Dalam forum itu, Komisi III DPRD Sulteng menyoroti aktivitas pertambangan PT Pantas Indomining di Kecamatan Pagimana yang dinilai belum memenuhi ketentuan peraturan perundang-undangan.
DPRD juga menanggapi laporan pidana yang dilayangkan perusahaan terhadap sejumlah warga dan aktivis yang memperjuangkan hak-hak masyarakat.
Anggota Komisi III DPRD Sulteng, Dandy Adhi Prabowo, secara terbuka menyampaikan kekecewaannya terhadap langkah perusahaan yang melaporkan masyarakat ke pihak kepolisian.
“Saya sebagai anak Banggai merasa sakit hati.
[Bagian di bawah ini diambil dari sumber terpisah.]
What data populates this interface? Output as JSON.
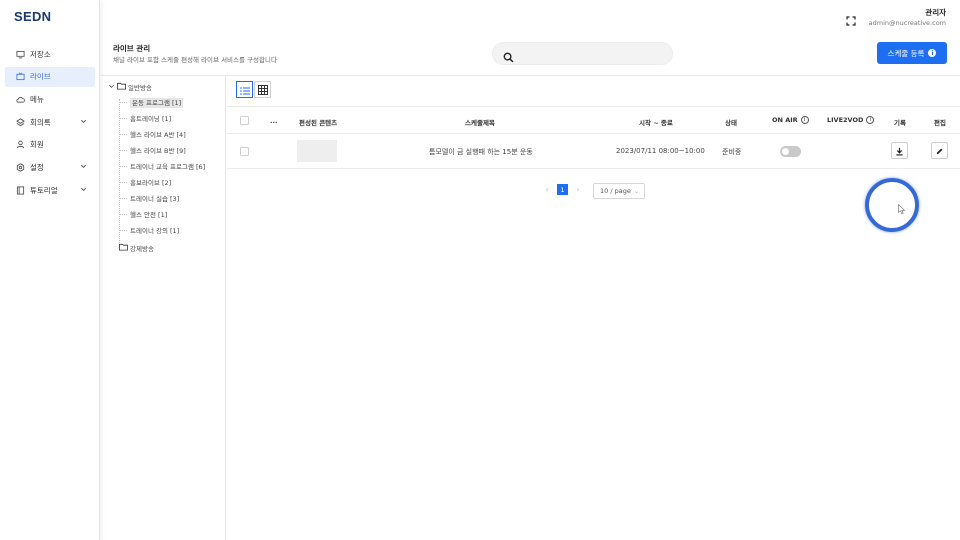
{
  "brand": {
    "logo": "SEDN",
    "accent": "#1e6ef2"
  },
  "header": {
    "user_name": "관리자",
    "user_email": "admin@nucreative.com"
  },
  "sidebar": {
    "items": [
      {
        "label": "저장소",
        "icon": "monitor-icon",
        "active": false,
        "has_chevron": false
      },
      {
        "label": "라이브",
        "icon": "live-tv-icon",
        "active": true,
        "has_chevron": false
      },
      {
        "label": "메뉴",
        "icon": "cloud-icon",
        "active": false,
        "has_chevron": false
      },
      {
        "label": "회의록",
        "icon": "layers-icon",
        "active": false,
        "has_chevron": true
      },
      {
        "label": "회원",
        "icon": "user-icon",
        "active": false,
        "has_chevron": false
      },
      {
        "label": "설정",
        "icon": "gear-icon",
        "active": false,
        "has_chevron": true
      },
      {
        "label": "튜토리얼",
        "icon": "book-icon",
        "active": false,
        "has_chevron": true
      }
    ]
  },
  "page": {
    "title": "라이브 관리",
    "description": "채널 라이브 포함 스케줄 편성해 라이브 서비스를 구성합니다",
    "search_placeholder": "",
    "register_button": "스케줄 등록"
  },
  "tree": {
    "root1": "일반방송",
    "children": [
      "운동 프로그램 [1]",
      "홈트레이닝 [1]",
      "헬스 라이브 A반 [4]",
      "헬스 라이브 B반 [9]",
      "트레이너 교육 프로그램 [6]",
      "홍보라이브 [2]",
      "트레이너 실습 [3]",
      "헬스 안전 [1]",
      "트레이너 강의 [1]"
    ],
    "selected_index": 0,
    "root2": "강제방송"
  },
  "table": {
    "headers": {
      "more": "...",
      "content": "편성된 콘텐츠",
      "title": "스케줄제목",
      "time": "시작 ~ 종료",
      "status": "상태",
      "on_air": "ON AIR",
      "live2vod": "LIVE2VOD",
      "record": "기록",
      "edit": "편집"
    },
    "rows": [
      {
        "title": "틈모델이 금 실행때 하는 15분 운동",
        "time": "2023/07/11 08:00~10:00",
        "status": "준비중",
        "on_air": false
      }
    ]
  },
  "pagination": {
    "current": "1",
    "page_size": "10 / page"
  }
}
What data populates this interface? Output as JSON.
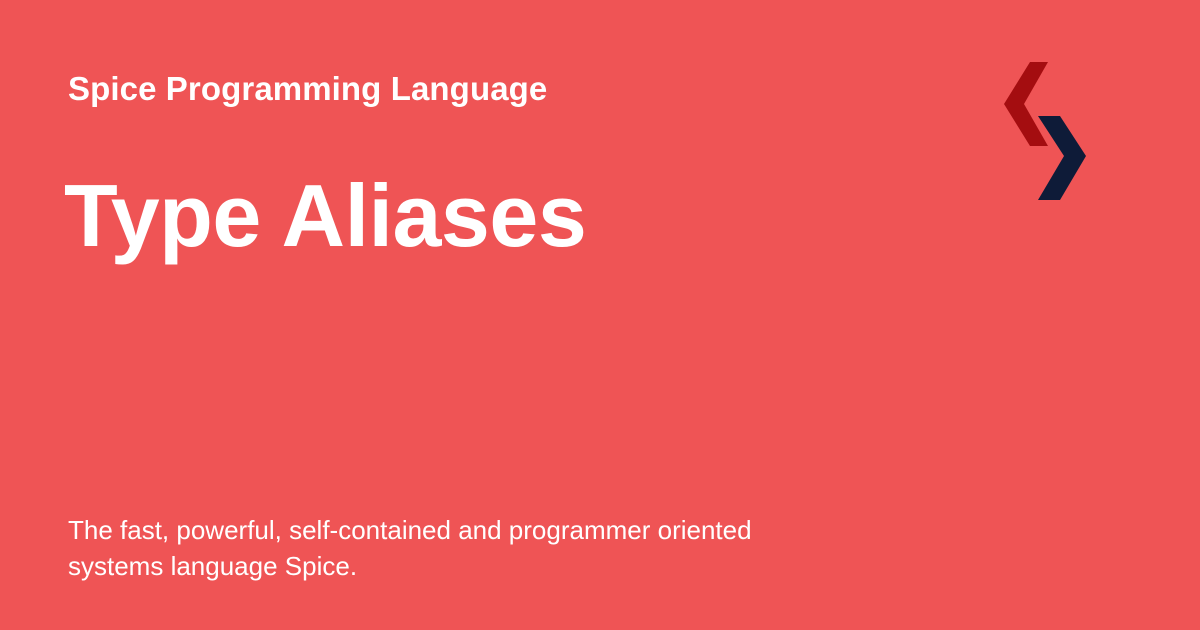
{
  "card": {
    "site_name": "Spice Programming Language",
    "title": "Type Aliases",
    "description_line1": "The fast, powerful, self-contained and programmer oriented",
    "description_line2": "systems language Spice.",
    "logo_icon": "spice-logo-icon"
  },
  "colors": {
    "background": "#ef5455",
    "text": "#ffffff",
    "logo_red": "#a40d10",
    "logo_navy": "#0e1b38"
  }
}
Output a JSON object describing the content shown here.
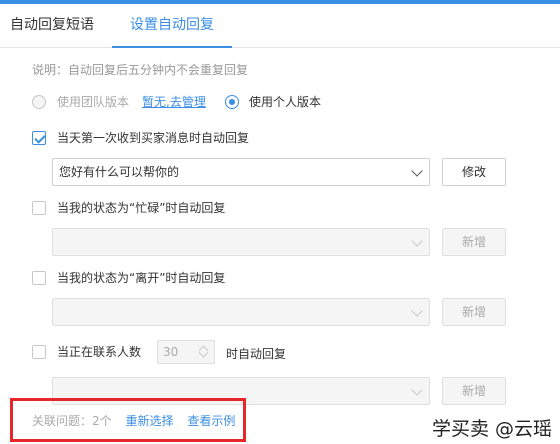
{
  "tabs": [
    {
      "label": "自动回复短语"
    },
    {
      "label": "设置自动回复"
    }
  ],
  "note": "说明：自动回复后五分钟内不会重复回复",
  "version": {
    "team_label": "使用团队版本",
    "manage_link": "暂无,去管理",
    "personal_label": "使用个人版本",
    "selected": "personal"
  },
  "rules": [
    {
      "label": "当天第一次收到买家消息时自动回复",
      "checked": true,
      "select_value": "您好有什么可以帮你的",
      "button_label": "修改"
    },
    {
      "label": "当我的状态为“忙碌”时自动回复",
      "checked": false,
      "select_value": "",
      "button_label": "新增"
    },
    {
      "label": "当我的状态为“离开”时自动回复",
      "checked": false,
      "select_value": "",
      "button_label": "新增"
    },
    {
      "label": "当正在联系人数",
      "checked": false,
      "count_value": "30",
      "label_suffix": "时自动回复",
      "select_value": "",
      "button_label": "新增"
    }
  ],
  "footer": {
    "related_label": "关联问题：2个",
    "reselect_link": "重新选择",
    "example_link": "查看示例"
  },
  "watermark": "学买卖 @云瑶",
  "colors": {
    "accent": "#3a8ee6",
    "highlight": "#e8262a"
  }
}
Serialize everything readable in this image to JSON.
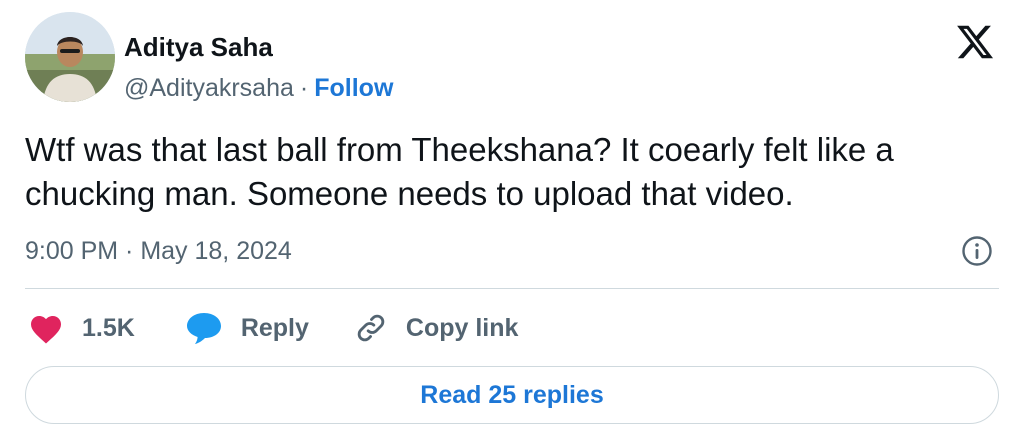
{
  "author": {
    "name": "Aditya Saha",
    "handle": "@Adityakrsaha",
    "separator": "·",
    "follow_label": "Follow"
  },
  "platform_icon": "x-logo-icon",
  "tweet": {
    "text": "Wtf was that last ball from Theekshana? It coearly felt like a chucking man. Someone needs to upload that video.",
    "timestamp": "9:00 PM · May 18, 2024"
  },
  "actions": {
    "like_count": "1.5K",
    "reply_label": "Reply",
    "copy_link_label": "Copy link"
  },
  "read_replies_label": "Read 25 replies",
  "colors": {
    "accent": "#1d77d6",
    "like": "#e0245e",
    "reply_bubble": "#1d9bf0",
    "secondary_text": "#536471"
  }
}
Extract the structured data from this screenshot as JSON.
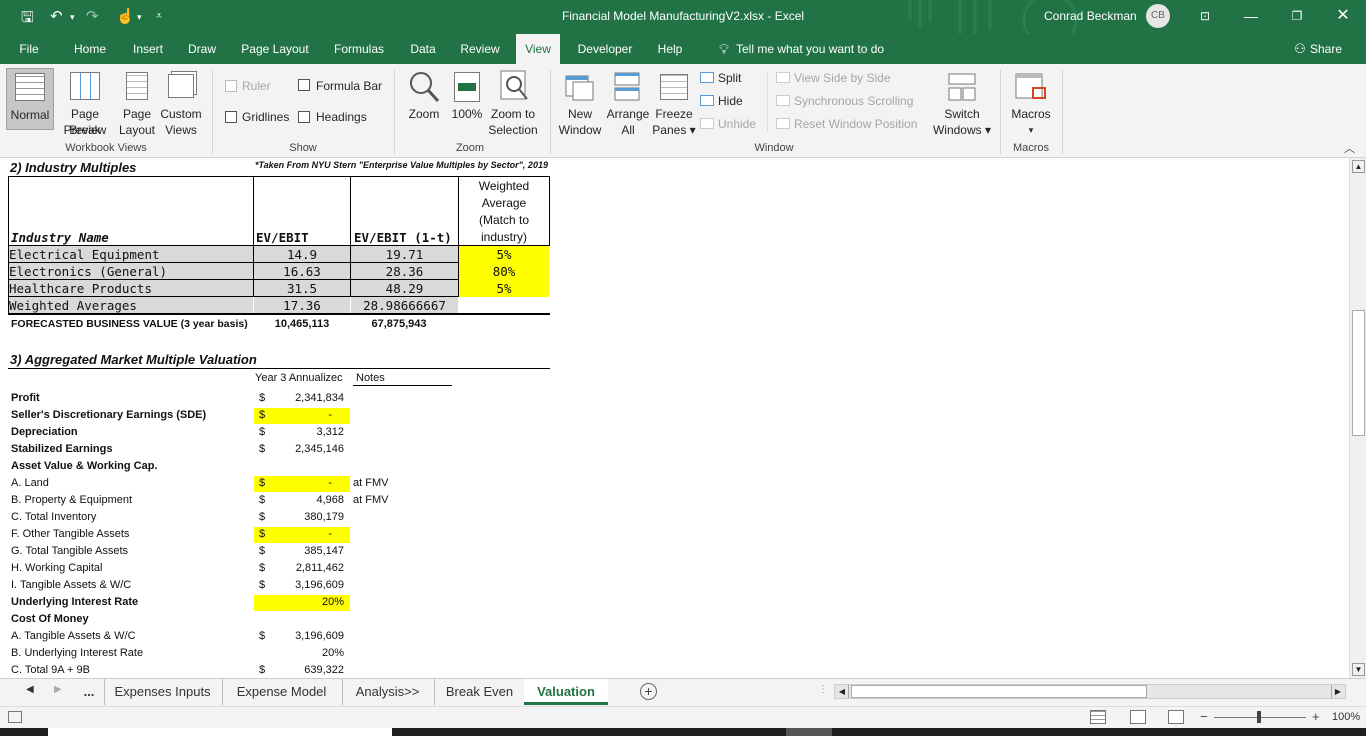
{
  "window": {
    "title": "Financial Model ManufacturingV2.xlsx  -  Excel",
    "user": "Conrad Beckman",
    "avatar": "CB",
    "share": "Share"
  },
  "tabs": [
    "File",
    "Home",
    "Insert",
    "Draw",
    "Page Layout",
    "Formulas",
    "Data",
    "Review",
    "View",
    "Developer",
    "Help"
  ],
  "active_tab": "View",
  "tell_me": "Tell me what you want to do",
  "ribbon": {
    "normal": "Normal",
    "page_break": "Page Break",
    "page_break2": "Preview",
    "page_layout": "Page",
    "page_layout2": "Layout",
    "custom_views": "Custom",
    "custom_views2": "Views",
    "group_workbook_views": "Workbook Views",
    "ruler": "Ruler",
    "formula_bar": "Formula Bar",
    "gridlines": "Gridlines",
    "headings": "Headings",
    "group_show": "Show",
    "zoom": "Zoom",
    "zoom100": "100%",
    "zoom_sel": "Zoom to",
    "zoom_sel2": "Selection",
    "group_zoom": "Zoom",
    "new_window": "New",
    "new_window2": "Window",
    "arrange_all": "Arrange",
    "arrange_all2": "All",
    "freeze": "Freeze",
    "freeze2": "Panes ▾",
    "split": "Split",
    "hide": "Hide",
    "unhide": "Unhide",
    "side_by_side": "View Side by Side",
    "sync_scroll": "Synchronous Scrolling",
    "reset_pos": "Reset Window Position",
    "switch_windows": "Switch",
    "switch_windows2": "Windows ▾",
    "group_window": "Window",
    "macros": "Macros",
    "macros_arrow": "▾",
    "group_macros": "Macros"
  },
  "sheet": {
    "sec2_title": "2) Industry Multiples",
    "source_note": "*Taken From NYU Stern \"Enterprise Value Multiples by Sector\", 2019",
    "hdr_industry": "Industry Name",
    "hdr_evebit": "EV/EBIT",
    "hdr_evebit1t": "EV/EBIT (1-t)",
    "hdr_weighted": [
      "Weighted",
      "Average",
      "(Match to",
      "industry)"
    ],
    "rows": [
      {
        "name": "Electrical Equipment",
        "evebit": "14.9",
        "evebit1t": "19.71",
        "weight": "5%"
      },
      {
        "name": "Electronics (General)",
        "evebit": "16.63",
        "evebit1t": "28.36",
        "weight": "80%"
      },
      {
        "name": "Healthcare Products",
        "evebit": "31.5",
        "evebit1t": "48.29",
        "weight": "5%"
      },
      {
        "name": "Weighted Averages",
        "evebit": "17.36",
        "evebit1t": "28.98666667",
        "weight": ""
      }
    ],
    "forecast_label": "FORECASTED BUSINESS VALUE (3 year basis)",
    "forecast_evebit": "10,465,113",
    "forecast_evebit1t": "67,875,943",
    "sec3_title": "3) Aggregated Market Multiple Valuation",
    "col_year3": "Year 3 Annualizec",
    "col_notes": "Notes",
    "items": [
      {
        "label": "Profit",
        "bold": true,
        "cur": "$",
        "val": "2,341,834",
        "note": "",
        "yellow": false
      },
      {
        "label": "Seller's Discretionary Earnings (SDE)",
        "bold": true,
        "cur": "$",
        "val": "-",
        "note": "",
        "yellow": true
      },
      {
        "label": "Depreciation",
        "bold": true,
        "cur": "$",
        "val": "3,312",
        "note": "",
        "yellow": false
      },
      {
        "label": "Stabilized Earnings",
        "bold": true,
        "cur": "$",
        "val": "2,345,146",
        "note": "",
        "yellow": false
      },
      {
        "label": "Asset Value & Working Cap.",
        "bold": true,
        "cur": "",
        "val": "",
        "note": "",
        "yellow": false
      },
      {
        "label": "A. Land",
        "bold": false,
        "cur": "$",
        "val": "-",
        "note": "at FMV",
        "yellow": true
      },
      {
        "label": "B. Property & Equipment",
        "bold": false,
        "cur": "$",
        "val": "4,968",
        "note": "at FMV",
        "yellow": false
      },
      {
        "label": "C. Total Inventory",
        "bold": false,
        "cur": "$",
        "val": "380,179",
        "note": "",
        "yellow": false
      },
      {
        "label": "F. Other Tangible Assets",
        "bold": false,
        "cur": "$",
        "val": "-",
        "note": "",
        "yellow": true
      },
      {
        "label": "G. Total Tangible Assets",
        "bold": false,
        "cur": "$",
        "val": "385,147",
        "note": "",
        "yellow": false
      },
      {
        "label": "H. Working Capital",
        "bold": false,
        "cur": "$",
        "val": "2,811,462",
        "note": "",
        "yellow": false
      },
      {
        "label": "I. Tangible Assets & W/C",
        "bold": false,
        "cur": "$",
        "val": "3,196,609",
        "note": "",
        "yellow": false
      },
      {
        "label": "Underlying Interest Rate",
        "bold": true,
        "cur": "",
        "val": "20%",
        "note": "",
        "yellow": true
      },
      {
        "label": "Cost Of Money",
        "bold": true,
        "cur": "",
        "val": "",
        "note": "",
        "yellow": false
      },
      {
        "label": "A. Tangible Assets & W/C",
        "bold": false,
        "cur": "$",
        "val": "3,196,609",
        "note": "",
        "yellow": false
      },
      {
        "label": "B. Underlying Interest Rate",
        "bold": false,
        "cur": "",
        "val": "20%",
        "note": "",
        "yellow": false
      },
      {
        "label": "C. Total 9A + 9B",
        "bold": false,
        "cur": "$",
        "val": "639,322",
        "note": "",
        "yellow": false
      }
    ]
  },
  "sheet_tabs": [
    "...",
    "Expenses Inputs",
    "Expense Model",
    "Analysis>>",
    "Break Even",
    "Valuation"
  ],
  "active_sheet": "Valuation",
  "status": {
    "zoom": "100%"
  },
  "colors": {
    "excel_green": "#217346",
    "highlight": "#ffff00",
    "grey_fill": "#d9d9d9"
  }
}
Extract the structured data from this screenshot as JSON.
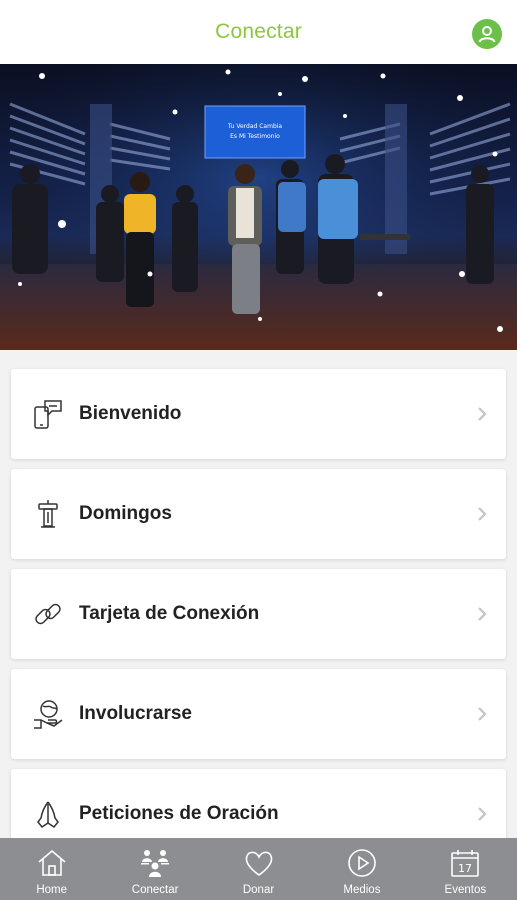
{
  "header": {
    "title": "Conectar",
    "profile_icon": "user-avatar-icon",
    "accent_color": "#8cc63f"
  },
  "hero": {
    "description_icon": "worship-stage-photo",
    "screen_text_line1": "Tu Verdad Cambia",
    "screen_text_line2": "Es Mi Testimonio"
  },
  "menu": {
    "items": [
      {
        "label": "Bienvenido",
        "icon": "phone-chat-icon"
      },
      {
        "label": "Domingos",
        "icon": "pulpit-icon"
      },
      {
        "label": "Tarjeta de Conexión",
        "icon": "link-icon"
      },
      {
        "label": "Involucrarse",
        "icon": "hand-globe-icon"
      },
      {
        "label": "Peticiones de Oración",
        "icon": "praying-hands-icon"
      }
    ],
    "chevron_icon": "chevron-right-icon"
  },
  "tabbar": {
    "background": "#8d8e92",
    "tabs": [
      {
        "label": "Home",
        "icon": "home-icon"
      },
      {
        "label": "Conectar",
        "icon": "people-icon"
      },
      {
        "label": "Donar",
        "icon": "heart-icon"
      },
      {
        "label": "Medios",
        "icon": "play-circle-icon"
      },
      {
        "label": "Eventos",
        "icon": "calendar-icon",
        "calendar_day": "17"
      }
    ]
  }
}
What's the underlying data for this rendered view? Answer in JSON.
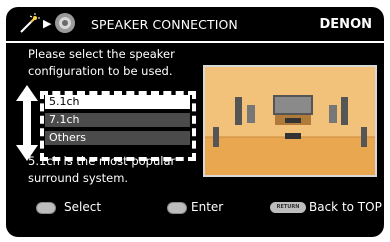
{
  "header": {
    "title": "SPEAKER CONNECTION",
    "brand": "DENON"
  },
  "instruction": "Please select the speaker configuration to be used.",
  "options": [
    {
      "label": "5.1ch",
      "selected": true
    },
    {
      "label": "7.1ch",
      "selected": false
    },
    {
      "label": "Others",
      "selected": false
    }
  ],
  "description": "5.1ch is the most popular surround system.",
  "footer": {
    "select_label": "Select",
    "enter_label": "Enter",
    "return_label": "RETURN",
    "back_label": "Back to TOP"
  },
  "colors": {
    "background": "#000000",
    "text": "#ffffff",
    "room_wall": "#f2c27a",
    "room_floor": "#e9a850"
  }
}
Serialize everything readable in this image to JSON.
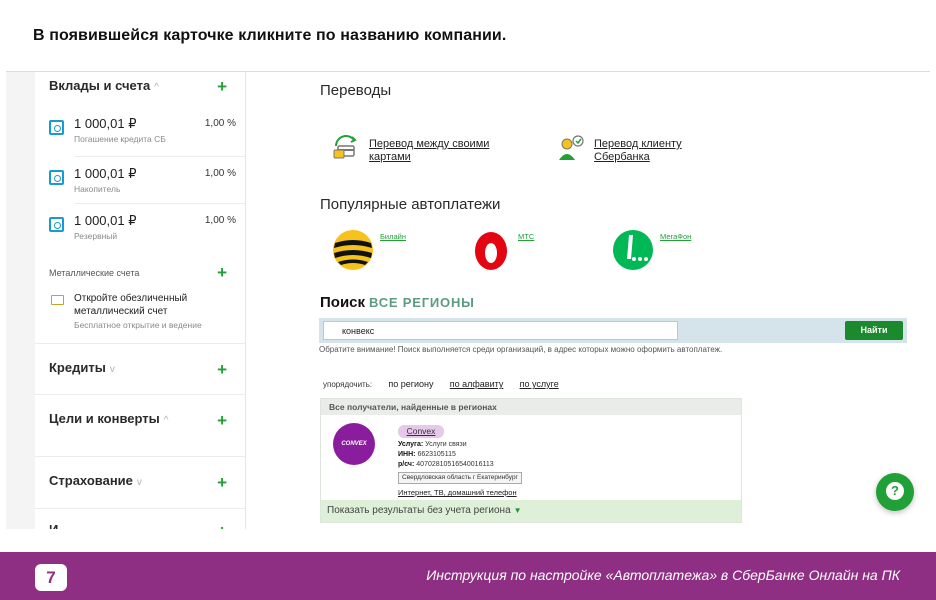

Perusahaan berani melaporkan masyarakat ke pihak kepolisian, padahal mereka hanya menuntut hak-hak yang belum ditunaikan oleh perusahaan,” tegas Dandy dalam RDP tersebut.
Ia menegaskan, sebagai putra daerah Banggai, dirinya berdiri bersama masyarakat yang memperjuangkan hak perdata mereka dan tidak akan tinggal diam terhadap upaya kriminalisasi.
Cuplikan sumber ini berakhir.